On Sun, Oct 25, 2020 at 12:41 PM Jiri Olsa <jolsa@redhat.com> wrote:
>
> On Fri, Oct 23, 2020 at 03:23:10PM -0700, Andrii Nakryiko wrote:
> > On Fri, Oct 23, 2020 at 1:31 PM Steven Rostedt <rostedt@goodmis.org> wrote:
> > >
> > > On Fri, 23 Oct 2020 13:03:22 -0700
> > > Andrii Nakryiko <andrii.nakryiko@gmail.com> wrote:
> > >
> > > > Basically, maybe ftrace subsystem could provide a set of APIs to
> > > > prepare a set of functions to attach to. Then BPF subsystem would just
> > > > do what it does today, except instead of attaching to a specific
> > > > kernel function, it would attach to ftrace's placeholder. I don't know
> > > > anything about ftrace implementation, so this might be far off. But I
> > > > thought that looking at this problem from a bit of a different angle
> > > > would benefit the discussion. Thoughts?
> > >
> > > I probably understand bpf internals as much as you understand ftrace
> > > internals ;-)
> > >
> >
> > Heh :) But while we are here, what do you think about this idea of
> > preparing a no-op trampoline, that a bunch (thousands, potentially) of
> > function entries will jump to. And once all that is ready and patched
> > through kernel functions entry points, then allow to attach BPF
> > program or ftrace callback (if I get the terminology right) in a one
> > fast and simple operation? For users that would mean that they will
> > either get calls for all or none of attached kfuncs, with a simple and
> > reliable semantics.
>
> so the main pain point the batch interface is addressing, is that
> every attach (BPF_RAW_TRACEPOINT_OPEN command) calls register_ftrace_direct,
> and you'll need to do the same for nop trampoline, no?

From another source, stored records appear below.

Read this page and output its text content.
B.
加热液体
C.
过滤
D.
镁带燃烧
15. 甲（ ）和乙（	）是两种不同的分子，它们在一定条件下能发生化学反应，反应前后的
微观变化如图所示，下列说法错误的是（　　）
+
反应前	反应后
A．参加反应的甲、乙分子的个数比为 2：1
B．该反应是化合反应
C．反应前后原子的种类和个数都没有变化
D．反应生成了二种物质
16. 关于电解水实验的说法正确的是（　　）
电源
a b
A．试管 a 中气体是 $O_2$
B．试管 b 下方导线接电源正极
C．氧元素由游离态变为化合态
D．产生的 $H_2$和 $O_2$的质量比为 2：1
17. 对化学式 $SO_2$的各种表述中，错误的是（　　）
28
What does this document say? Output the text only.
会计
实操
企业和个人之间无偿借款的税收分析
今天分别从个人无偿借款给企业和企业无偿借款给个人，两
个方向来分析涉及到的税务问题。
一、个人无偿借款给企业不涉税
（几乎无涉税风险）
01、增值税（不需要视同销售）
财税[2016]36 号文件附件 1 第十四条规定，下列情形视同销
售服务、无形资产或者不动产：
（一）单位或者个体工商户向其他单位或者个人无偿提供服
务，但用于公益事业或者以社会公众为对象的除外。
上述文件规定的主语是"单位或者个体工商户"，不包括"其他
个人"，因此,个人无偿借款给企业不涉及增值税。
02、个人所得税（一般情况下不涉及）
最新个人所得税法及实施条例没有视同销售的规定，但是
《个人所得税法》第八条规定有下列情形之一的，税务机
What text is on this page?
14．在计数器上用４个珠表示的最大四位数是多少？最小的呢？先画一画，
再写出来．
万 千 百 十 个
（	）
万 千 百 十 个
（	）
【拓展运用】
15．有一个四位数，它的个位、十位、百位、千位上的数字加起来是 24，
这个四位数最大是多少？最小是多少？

I guess I had a hope that if we know it's a nop that we are
installing, then we can do it without extra waiting, which should
speed it up quite a bit.

>
> I wonder if we could create some 'transaction object' represented
> by fd and add it to bpf_attr::raw_tracepoint
>
> then attach (BPF_RAW_TRACEPOINT_OPEN command) would add program to this
> new 'transaction object' instead of updating ftrace directly
>
> and when the collection is done (all BPF_RAW_TRACEPOINT_OPEN command
> are executed), we'd call new bpf syscall command on that transaction
> and it would call ftrace interface
>

This is conceptually something like what I had in mind, but I had a
single BPF program attached to many kernel functions in mind.
Something that's impossible today, as you mentioned in another thread.

> something like:
>
>   bpf(TRANSACTION_NEW) = fd
>   bpf(BPF_RAW_TRACEPOINT_OPEN) for prog_fd_1, fd
>   bpf(BPF_RAW_TRACEPOINT_OPEN) for prog_fd_2, fd
>   ...
>   bpf(TRANSACTION_DONE) for fd
>
> jirka
>
> >
> > Something like this, where bpf_prog attachment (which replaces nop)
> > happens as step 2:
> >
> > +------------+  +----------+  +----------+
> > |  kfunc1    |  |  kfunc2  |  |  kfunc3  |
> > +------+-----+  +----+-----+  +----+-----+
> >        |             |             |
> >        |             |             |
> >        +---------------------------+
> >                      |
> >                      v
> >                  +---+---+           +-----------+
> >                  |  nop  +----------->  bpf_prog |
> >                  +-------+           +-----------+
> >
> >
> > > Anyway, what I'm currently working on, is a fast way to get to the
> > > arguments of a function. For now, I'm just focused on x86_64, and only add
> > > 6 argments.
> > >
> > > The main issue that Alexei had with using the ftrace trampoline, was that
> > > the only way to get to the arguments was to set the "REGS" flag, which
> > > would give a regs parameter that contained a full pt_regs. The problem with
> > > this approach is that it required saving *all* regs for every function
> > > traced. Alexei felt that this was too much overehead.
> > >
> > > Looking at Jiri's patch, I took a look at the creation of the bpf
> > > trampoline, and noticed that it's copying the regs on a stack (at least
> > > what is used, which I think could be an issue).
> >
> > Right. And BPF doesn't get access to the entire pt_regs struct, so it
> > doesn't have to pay the prices of saving it.
> >
> > But just FYI. Alexei is out till next week, so don't expect him to
> > reply in the next few days. But he's probably best to discuss these
> > nitty-gritty details with :)
> >
> > >
> > > For tracing a function, one must store all argument registers used, and
> > > restore them, as that's how they are passed from caller to callee. And
> > > since they are stored anyway, I figure, that should also be sent to the
> > > function callbacks, so that they have access to them too.
> > >
> > > I'm working on a set of patches to make this a reality.
> > >
> > > -- Steve
> >
>